Sounds like a bunch of bespoke not-AI work is being done to make up for LLM limitations that point blank can’t be resolved.

In one of Stephen Boyd's lectures on convex optimization, he has some quip like "if your optimization problem is computationally intractable, you could try really hard to improve the algorithm, or you could just go on vacation for a few weeks and by the time you get back, computers will be fast enough to solve it."

I feel like that's actually true now with LLMs -- if some query I write doesn't get one-shotted, I don't bother with a galaxy-brain prompt; I just shelve it 'til next month and the next big OpenAI/Anthropic/Google model will usually crush it.

Try getting it to write a codepen sim of 3 rectangles parallel parking.
Has the pace of this slown down or I have just lost track of the narrative?

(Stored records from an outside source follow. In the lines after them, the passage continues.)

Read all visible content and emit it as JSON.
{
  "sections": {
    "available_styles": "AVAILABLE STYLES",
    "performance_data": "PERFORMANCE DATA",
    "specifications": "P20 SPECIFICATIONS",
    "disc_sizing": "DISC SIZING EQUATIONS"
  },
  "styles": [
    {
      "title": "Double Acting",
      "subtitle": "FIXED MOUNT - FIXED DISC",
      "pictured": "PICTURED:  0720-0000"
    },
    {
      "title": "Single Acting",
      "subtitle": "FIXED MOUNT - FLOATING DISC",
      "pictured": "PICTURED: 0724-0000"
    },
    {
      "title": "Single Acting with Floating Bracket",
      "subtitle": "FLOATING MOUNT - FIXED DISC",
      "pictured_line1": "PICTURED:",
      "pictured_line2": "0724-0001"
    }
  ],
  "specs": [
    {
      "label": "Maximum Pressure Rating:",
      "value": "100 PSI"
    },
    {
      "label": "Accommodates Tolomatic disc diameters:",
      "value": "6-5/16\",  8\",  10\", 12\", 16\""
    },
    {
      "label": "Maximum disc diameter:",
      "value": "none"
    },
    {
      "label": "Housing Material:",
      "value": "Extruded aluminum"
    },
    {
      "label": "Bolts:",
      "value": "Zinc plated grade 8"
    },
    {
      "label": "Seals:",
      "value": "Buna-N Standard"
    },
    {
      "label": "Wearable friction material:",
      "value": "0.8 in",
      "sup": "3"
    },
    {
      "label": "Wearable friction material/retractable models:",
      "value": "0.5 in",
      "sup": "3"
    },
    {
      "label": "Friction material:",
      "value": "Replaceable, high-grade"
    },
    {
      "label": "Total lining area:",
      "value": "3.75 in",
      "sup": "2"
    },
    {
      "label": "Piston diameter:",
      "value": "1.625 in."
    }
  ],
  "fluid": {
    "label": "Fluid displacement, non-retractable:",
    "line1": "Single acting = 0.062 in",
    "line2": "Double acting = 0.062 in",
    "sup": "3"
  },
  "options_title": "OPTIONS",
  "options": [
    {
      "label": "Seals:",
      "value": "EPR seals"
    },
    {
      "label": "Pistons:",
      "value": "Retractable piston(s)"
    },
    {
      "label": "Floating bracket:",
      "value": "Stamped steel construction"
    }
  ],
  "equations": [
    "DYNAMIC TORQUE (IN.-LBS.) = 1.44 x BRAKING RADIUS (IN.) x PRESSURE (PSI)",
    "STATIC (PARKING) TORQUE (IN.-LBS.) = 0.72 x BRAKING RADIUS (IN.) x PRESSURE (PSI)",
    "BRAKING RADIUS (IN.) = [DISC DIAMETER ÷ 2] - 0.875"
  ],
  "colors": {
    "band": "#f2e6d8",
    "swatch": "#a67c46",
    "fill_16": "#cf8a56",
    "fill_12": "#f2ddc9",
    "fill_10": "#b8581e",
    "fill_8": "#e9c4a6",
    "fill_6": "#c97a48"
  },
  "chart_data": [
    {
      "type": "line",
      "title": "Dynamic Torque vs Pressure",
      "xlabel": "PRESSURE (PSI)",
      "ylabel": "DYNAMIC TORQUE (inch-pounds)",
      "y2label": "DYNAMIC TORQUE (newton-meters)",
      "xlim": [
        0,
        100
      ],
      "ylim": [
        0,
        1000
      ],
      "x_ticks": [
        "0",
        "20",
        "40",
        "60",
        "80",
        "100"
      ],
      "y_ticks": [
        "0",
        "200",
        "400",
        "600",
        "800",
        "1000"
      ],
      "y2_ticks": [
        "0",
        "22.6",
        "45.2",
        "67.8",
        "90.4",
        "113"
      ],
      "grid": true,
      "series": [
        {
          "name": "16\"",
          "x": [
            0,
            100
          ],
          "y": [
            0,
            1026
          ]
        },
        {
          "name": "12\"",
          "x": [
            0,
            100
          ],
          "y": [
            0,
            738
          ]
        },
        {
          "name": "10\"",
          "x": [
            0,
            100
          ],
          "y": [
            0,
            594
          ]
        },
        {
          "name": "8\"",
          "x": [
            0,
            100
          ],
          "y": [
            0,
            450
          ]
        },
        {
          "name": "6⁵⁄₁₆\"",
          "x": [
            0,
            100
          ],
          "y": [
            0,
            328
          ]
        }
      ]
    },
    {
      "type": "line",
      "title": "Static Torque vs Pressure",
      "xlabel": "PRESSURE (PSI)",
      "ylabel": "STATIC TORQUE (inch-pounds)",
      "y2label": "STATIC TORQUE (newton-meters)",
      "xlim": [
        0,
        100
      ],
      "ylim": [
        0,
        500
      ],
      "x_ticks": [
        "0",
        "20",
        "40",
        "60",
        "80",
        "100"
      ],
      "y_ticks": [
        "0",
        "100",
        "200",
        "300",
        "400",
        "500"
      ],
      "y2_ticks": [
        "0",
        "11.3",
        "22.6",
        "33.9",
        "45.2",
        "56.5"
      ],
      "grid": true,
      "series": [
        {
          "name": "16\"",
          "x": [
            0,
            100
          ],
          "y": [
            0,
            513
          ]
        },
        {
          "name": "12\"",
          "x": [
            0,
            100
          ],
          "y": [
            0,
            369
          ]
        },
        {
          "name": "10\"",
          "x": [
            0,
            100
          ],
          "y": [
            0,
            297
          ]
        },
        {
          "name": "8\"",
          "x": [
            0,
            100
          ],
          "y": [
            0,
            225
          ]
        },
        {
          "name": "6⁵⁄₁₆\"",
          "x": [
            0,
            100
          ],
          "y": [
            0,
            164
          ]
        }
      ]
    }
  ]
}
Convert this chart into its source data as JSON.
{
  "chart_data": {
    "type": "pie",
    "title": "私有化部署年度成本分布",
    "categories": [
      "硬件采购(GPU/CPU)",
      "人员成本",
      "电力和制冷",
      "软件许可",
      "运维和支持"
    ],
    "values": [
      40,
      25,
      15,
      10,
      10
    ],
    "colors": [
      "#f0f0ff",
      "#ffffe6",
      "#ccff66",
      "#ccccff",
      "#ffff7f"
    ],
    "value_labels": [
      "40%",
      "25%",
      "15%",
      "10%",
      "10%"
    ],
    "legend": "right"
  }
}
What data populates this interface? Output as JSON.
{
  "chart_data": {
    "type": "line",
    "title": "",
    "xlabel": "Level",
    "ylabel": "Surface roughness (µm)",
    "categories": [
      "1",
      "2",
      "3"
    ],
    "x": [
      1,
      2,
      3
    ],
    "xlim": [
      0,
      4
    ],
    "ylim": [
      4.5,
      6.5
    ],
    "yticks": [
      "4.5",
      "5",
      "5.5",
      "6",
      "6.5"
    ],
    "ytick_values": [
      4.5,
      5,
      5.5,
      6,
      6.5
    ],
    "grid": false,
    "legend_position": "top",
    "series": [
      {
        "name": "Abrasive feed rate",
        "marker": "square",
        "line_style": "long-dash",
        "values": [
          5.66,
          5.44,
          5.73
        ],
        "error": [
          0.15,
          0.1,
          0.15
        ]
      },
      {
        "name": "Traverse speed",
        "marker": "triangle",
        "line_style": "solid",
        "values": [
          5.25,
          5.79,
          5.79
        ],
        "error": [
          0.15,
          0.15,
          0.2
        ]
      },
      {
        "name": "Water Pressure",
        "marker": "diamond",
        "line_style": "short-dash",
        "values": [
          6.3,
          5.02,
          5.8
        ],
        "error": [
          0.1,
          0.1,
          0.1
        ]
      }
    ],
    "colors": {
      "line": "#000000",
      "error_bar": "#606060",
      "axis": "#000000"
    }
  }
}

Feels like innovation in AI is rapidly changing from paradigm-shifting to incremental.

> I just shelve it 'til next month and the next big OpenAI/Anthropic/Google model will usually crush it.

1 month to write some code with LLM, that's quite the opposite of the promised productivity gain

Except here the core functionality changes day to day and hinges on specific word usage.
Is it too late to rescue the phrase "one-shotted" or is it already too far gone, like "AI" and "agent"?
For some reason I can't get the image of someone swinging back shots of vodka/tequila every time I see "one-shotted" out of my head
Reminds me the "crypto" name overloading. It is clear that fanboys are jealous of competence.
If a lot of the value in a company is the software and over time a handful of AI companies start writing all the software, who really ends up owning all the value of the company?
That’s easy. None of the value is in the software. The only value is in customers that use the software.
So again, no software, no customers, no value.

Those who provide AI to create the software will eventually take the customers directly. At that point, many existing companies of all kinds will just sort of be an unncessary intermediary.

It's not too different from how Amazon Basics monitored third party products sold on their site and eventually created a lower cost, often better product, to compete with them. Ultimately stealing their customers.

Can't believe I'm seeing something from Google involving shoes but it isn't named gShoe.